PATHCHEF-Editorial

PROBLEM LINK:

PRACTICE
Editorialist: Indrajit Kabiraj

DIFFICULTY:

Medium

PREREQUISITES:

Graphs, dfs

PROBLEM:

Chef loves to travel and he wants to travel as far as he can.
Recently he landed in a country called Chefland.
Now there are many states in the country connected by a bi-directional bridge which connects State A to State B(There is no cycle).
Chef bought a car and he is running out of time and money so he bought K litres of fuel to travel.
Now chef wants to cover the longest path from an state A to state B and as he travels from an state U to V(if there is bridge between U and V) fuel reduces by a litre(If he had X litres of fuel before travelling from U to V then after it becomes X-1 litres).
If K litres is not sufficient to cover the longest path then he can’t travel.

Determine if it is possible to cover the longest path.

If K is not sufficienct to cover the longest path then print the minimum litres of fuel required to cover rest of the path else Print 0.
Note: There is no cycle.

Input:

The first line of the input contains two space-separated integers N and K,denoting the number of States and next N-1 lines contains contains two space-separated integers u and v, denoting State u and State v are Connected by bridge.

Output:
Print 0,If K litres is sufficient to cover the longest path.
else,Print the Litres of fuel required to cover rest of the path.

Constraints:

2<=N<=1000
1<=K<=1000

Example 1:

Input:

4 4
3 1
1 2
3 4

Output:

0
Note-> Chef can travel from State 2 to State 4 and 3 litres is required to travel from State 2 to State 4 which is lesser than K(i.e 4).

Example 2:

Input:

6 2
1 2
4 1
4 5
6 1
2 3

Output:

2
Note-> Chef can travel from State 3 to State 5 and 4 litres is required to travel from State 3 to State 5 which is greater than K(i.e 2) and 2 litres is required to cover the path.

EXPLANATION:

As all the cities are connected by an bidirectional bridge and there is no cycle we can consider the country as a tree with (n-1) edges.
Here, we are asked to find the longest path in the tree.
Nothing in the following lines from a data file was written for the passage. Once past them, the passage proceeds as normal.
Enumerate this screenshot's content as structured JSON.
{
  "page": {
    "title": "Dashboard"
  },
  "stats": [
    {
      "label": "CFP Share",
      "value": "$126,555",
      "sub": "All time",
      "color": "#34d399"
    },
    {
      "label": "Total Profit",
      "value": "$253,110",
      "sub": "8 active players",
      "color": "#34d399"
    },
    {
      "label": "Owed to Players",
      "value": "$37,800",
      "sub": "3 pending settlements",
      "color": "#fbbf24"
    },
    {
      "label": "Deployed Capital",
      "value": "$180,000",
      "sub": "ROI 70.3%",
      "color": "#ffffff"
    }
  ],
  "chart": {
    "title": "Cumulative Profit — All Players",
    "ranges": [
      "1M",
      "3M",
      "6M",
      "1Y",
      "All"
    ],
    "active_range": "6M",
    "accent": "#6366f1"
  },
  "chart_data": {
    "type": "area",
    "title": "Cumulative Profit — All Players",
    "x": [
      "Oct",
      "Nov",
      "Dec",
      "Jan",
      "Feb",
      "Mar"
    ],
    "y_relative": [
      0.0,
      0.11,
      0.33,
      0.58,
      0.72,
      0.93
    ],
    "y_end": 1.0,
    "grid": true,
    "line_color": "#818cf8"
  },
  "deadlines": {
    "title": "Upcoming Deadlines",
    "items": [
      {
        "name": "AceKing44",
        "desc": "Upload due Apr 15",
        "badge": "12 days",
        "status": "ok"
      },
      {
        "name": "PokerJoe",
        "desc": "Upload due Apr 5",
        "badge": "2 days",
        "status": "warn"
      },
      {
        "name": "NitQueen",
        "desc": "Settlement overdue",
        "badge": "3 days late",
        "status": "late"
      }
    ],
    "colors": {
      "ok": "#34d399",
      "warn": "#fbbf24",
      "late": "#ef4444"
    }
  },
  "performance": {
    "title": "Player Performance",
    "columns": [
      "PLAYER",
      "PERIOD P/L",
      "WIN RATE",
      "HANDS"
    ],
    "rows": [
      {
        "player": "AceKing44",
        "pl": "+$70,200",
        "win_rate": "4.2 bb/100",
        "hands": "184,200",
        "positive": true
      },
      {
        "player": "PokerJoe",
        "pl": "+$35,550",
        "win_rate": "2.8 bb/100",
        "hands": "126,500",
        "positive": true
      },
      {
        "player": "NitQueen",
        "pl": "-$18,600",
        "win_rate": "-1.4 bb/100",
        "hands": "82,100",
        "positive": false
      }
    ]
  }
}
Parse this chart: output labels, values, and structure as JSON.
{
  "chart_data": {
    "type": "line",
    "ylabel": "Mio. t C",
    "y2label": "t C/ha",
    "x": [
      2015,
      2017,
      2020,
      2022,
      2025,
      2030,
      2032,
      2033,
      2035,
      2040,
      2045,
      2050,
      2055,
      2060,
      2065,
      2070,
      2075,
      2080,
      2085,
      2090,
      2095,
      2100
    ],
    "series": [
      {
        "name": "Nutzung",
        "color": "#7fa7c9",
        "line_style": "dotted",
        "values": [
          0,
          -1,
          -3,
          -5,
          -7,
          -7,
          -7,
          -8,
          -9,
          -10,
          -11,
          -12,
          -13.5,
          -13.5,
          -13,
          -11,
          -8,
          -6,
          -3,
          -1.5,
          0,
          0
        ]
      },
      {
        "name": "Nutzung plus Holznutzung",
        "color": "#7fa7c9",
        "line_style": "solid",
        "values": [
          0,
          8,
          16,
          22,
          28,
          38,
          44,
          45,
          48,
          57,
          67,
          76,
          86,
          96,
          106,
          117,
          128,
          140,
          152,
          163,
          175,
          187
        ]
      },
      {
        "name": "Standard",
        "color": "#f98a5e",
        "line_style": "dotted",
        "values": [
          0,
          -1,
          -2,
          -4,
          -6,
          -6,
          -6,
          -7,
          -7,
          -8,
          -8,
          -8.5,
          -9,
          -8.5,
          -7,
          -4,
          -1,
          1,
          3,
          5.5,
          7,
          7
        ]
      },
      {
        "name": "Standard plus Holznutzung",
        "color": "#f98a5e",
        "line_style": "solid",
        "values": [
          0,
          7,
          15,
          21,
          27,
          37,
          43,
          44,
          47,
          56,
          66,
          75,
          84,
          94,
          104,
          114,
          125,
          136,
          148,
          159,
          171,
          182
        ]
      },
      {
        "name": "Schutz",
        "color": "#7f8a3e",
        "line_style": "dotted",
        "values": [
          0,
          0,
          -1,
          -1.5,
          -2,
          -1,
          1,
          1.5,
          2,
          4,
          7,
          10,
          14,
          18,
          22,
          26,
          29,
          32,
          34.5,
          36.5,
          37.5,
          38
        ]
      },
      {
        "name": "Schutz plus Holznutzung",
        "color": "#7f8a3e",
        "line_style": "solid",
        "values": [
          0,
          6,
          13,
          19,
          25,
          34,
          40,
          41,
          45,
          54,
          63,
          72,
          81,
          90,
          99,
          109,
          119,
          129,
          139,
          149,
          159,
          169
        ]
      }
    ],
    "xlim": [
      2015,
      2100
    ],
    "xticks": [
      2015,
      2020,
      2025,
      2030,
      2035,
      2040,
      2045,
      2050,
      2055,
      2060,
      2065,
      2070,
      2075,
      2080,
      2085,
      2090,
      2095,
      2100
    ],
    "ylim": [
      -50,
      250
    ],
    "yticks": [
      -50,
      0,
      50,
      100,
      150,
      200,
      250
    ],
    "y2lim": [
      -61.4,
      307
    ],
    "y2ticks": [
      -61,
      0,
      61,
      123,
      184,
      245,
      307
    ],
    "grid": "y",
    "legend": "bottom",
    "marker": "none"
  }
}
So, we need to find the diameter of the tree(Diameter is the maximum distance between a pair of nodes).
Now, we have to check if K is greater than the diameter of not.If it is then the answer is 0 otherwise k-diameter.
Approach:-

  1. Pick any vertex as a source vertex.
  2. Then find the distant of each vertex from the source. It can find using DFS and keeping the distance count for each vertex from the source.
  3. Pick the vertex with maximum distance, and repeat step 2.
  4. Distance between the source and the the most distant vertex from the source is diameter.

SOLUTION:

#include<bits/stdc++.h>
#define ll long long
#define vi vector<int>
#define vl vector<ll>
#define pb push_back
#define FASTANDFURIOUS ios_base::sync_with_stdio(0); cin.tie(NULL); cout.tie(NULL);
#define For(i,n) for(ll i=0;i<n;i++)
#define MAX 200005
using namespace std;
vector<int> adj[MAX];
vector<bool> vis(MAX,false);
vi dis(MAX,0);
void dfs(int s,int cnt){
    if(vis[s])return;
    vis[s]=true;
    dis[s]=cnt;
    for(auto v:adj[s]){
        if(!vis[v]){
            dfs(v,cnt+1);
        }
    }
}
int main(){
    ios_base::sync_with_stdio(0); cin.tie(NULL); cout.tie(NULL);
	int tc=1;
 	cin>>tc;
	For(ti,tc){
        int n,k;
        cin>>n>>k;
        For(i,n){
            int u,v;
            cin>>u>>v;
            adj[u].pb(v);adj[v].pb(u);
        }
        dfs(1,0);
        int mx = INT_MIN,ele;
        For(i,MAX){
            if(dis[i]>mx){
                mx=dis[i];
                ele = i;
            }
        }
        For(i,MAX){
            vis[i]=false;
            dis[i]=0;
        }
        dfs(ele,0);
        mx  = INT_MIN;
        For(i,MAX){
            mx = max(dis[i],mx);
        }
        if(mx>k){
            cout<<mx-k<<endl;
        }
        else{
            cout<<0<<endl;
        }
	}
}